I’m sure that most of us would look at the heading and heave a huge sigh of relief. Afterall, Who doesn’t love to sleep? I don’t think there is a soul in this world that doesn’t wanna sleep. Ask any man/woman, grown up or child and notice the sparkle in their eyes when speaking about sleep. Similarly ask a person with minimum sleep to know the value of a good 7-8 hour sleep. Unfortunately, the world is moving at such fast and competitive pace that one has to sacrifice on something to achieve another thing. Most of the time that ends up being our beauty sleep. But hey, we all have our cherished weekends for that “ME” time, for that extra 5 mins sleep, to snooze the alarm, heck to not even keep an alarm.
Elders have always told us young people that it is very good for body and mind to be up and running before the sun rises. Yes, I can vouch for that as during my school days I used to wake up at 5 am for cricket practice at 6 am and sleep at 10 pm. The day used to go wonderfully well with positive vibes all around. Like the saying goes, ‘Early to bed early to rise’, I followed it meticulously for a good 3 years.
Now, as a working professional though it is totally the opposite. I look forward to that Saturday and Sunday to sleep in and I hear my mother saying that it is not good. Heck, Studies have now found that there is a chance that it may help you extend your life in this paradise called Earth. Of course like a two faced coin there are alternate theories that prove that catching up on missed sleep or sleeping in during weekends are bad for one’s health.
I would like to look at the positive side of that coin though (whichever is the positive, as it may vary from each person’s perspective). Not only weekends but any time I get I would like to sleep in. Anyways, leaving my side of the story aside let’s get into the actual facts.
Researchers from Sweden’s Karolinska Institute analyzed the health records of nearly 44,000 people and found that adults younger than 65 who slept an average of five hours or less per weeknight but got eight or more hours of sleep on the weekends had a good chance of living longer, in comparison to those who slept six to seven hours every week night.

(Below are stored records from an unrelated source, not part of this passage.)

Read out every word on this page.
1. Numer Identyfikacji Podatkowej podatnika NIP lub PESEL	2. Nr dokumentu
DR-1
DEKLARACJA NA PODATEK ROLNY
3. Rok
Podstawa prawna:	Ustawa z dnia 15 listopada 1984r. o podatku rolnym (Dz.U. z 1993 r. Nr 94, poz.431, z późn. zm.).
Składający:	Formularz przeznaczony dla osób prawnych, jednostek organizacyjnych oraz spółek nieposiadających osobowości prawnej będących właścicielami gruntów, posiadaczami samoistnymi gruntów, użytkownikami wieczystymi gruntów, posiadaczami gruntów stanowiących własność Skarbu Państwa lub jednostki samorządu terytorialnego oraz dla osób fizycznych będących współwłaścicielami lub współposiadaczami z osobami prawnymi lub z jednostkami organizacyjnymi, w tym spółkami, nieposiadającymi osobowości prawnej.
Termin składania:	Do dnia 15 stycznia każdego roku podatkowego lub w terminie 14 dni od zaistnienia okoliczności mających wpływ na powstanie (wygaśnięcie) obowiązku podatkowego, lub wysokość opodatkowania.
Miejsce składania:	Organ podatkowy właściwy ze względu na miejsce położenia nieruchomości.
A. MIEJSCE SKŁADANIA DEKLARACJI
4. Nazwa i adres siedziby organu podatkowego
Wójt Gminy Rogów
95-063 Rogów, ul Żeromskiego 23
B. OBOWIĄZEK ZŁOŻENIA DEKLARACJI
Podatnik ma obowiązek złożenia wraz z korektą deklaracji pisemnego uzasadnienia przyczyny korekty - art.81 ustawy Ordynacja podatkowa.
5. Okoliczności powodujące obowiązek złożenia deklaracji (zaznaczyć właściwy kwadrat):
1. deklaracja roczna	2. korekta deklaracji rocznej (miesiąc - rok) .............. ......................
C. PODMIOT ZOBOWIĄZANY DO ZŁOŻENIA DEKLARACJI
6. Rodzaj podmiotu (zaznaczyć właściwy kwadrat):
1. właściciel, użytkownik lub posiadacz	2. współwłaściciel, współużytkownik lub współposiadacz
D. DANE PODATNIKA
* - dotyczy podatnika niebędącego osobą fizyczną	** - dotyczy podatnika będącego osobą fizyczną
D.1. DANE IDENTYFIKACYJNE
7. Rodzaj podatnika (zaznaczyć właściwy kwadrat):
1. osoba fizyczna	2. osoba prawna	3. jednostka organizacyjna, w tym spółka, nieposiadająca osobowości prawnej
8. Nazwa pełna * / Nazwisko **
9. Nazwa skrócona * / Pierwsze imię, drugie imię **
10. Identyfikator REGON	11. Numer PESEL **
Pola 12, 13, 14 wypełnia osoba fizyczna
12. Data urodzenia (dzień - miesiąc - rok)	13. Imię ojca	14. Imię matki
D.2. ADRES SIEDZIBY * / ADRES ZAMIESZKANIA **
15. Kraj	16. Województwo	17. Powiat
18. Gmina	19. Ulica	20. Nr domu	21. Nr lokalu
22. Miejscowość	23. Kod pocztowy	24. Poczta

In contrast, the ones who slept for five hours or less a night on weekends, well their mortality rate stood at a modest 52% higher than people who slept for seven hours a night on weekends.
The key point to note here is that the study says a mortality rate of 52% which is not convincing enough and could be attributed to a multitude of factors. Yes, sleep is an important part of one’s life cycle and it is the body’s way of charging itself similar to a cell phone charging its battery. But we all would have noticed what happens to the battery when we undercharge and overcharge.
I conclude by stating this- It is up-to each individual on how or when and how much of sleep each person requires as it is their body and only they know what is needed.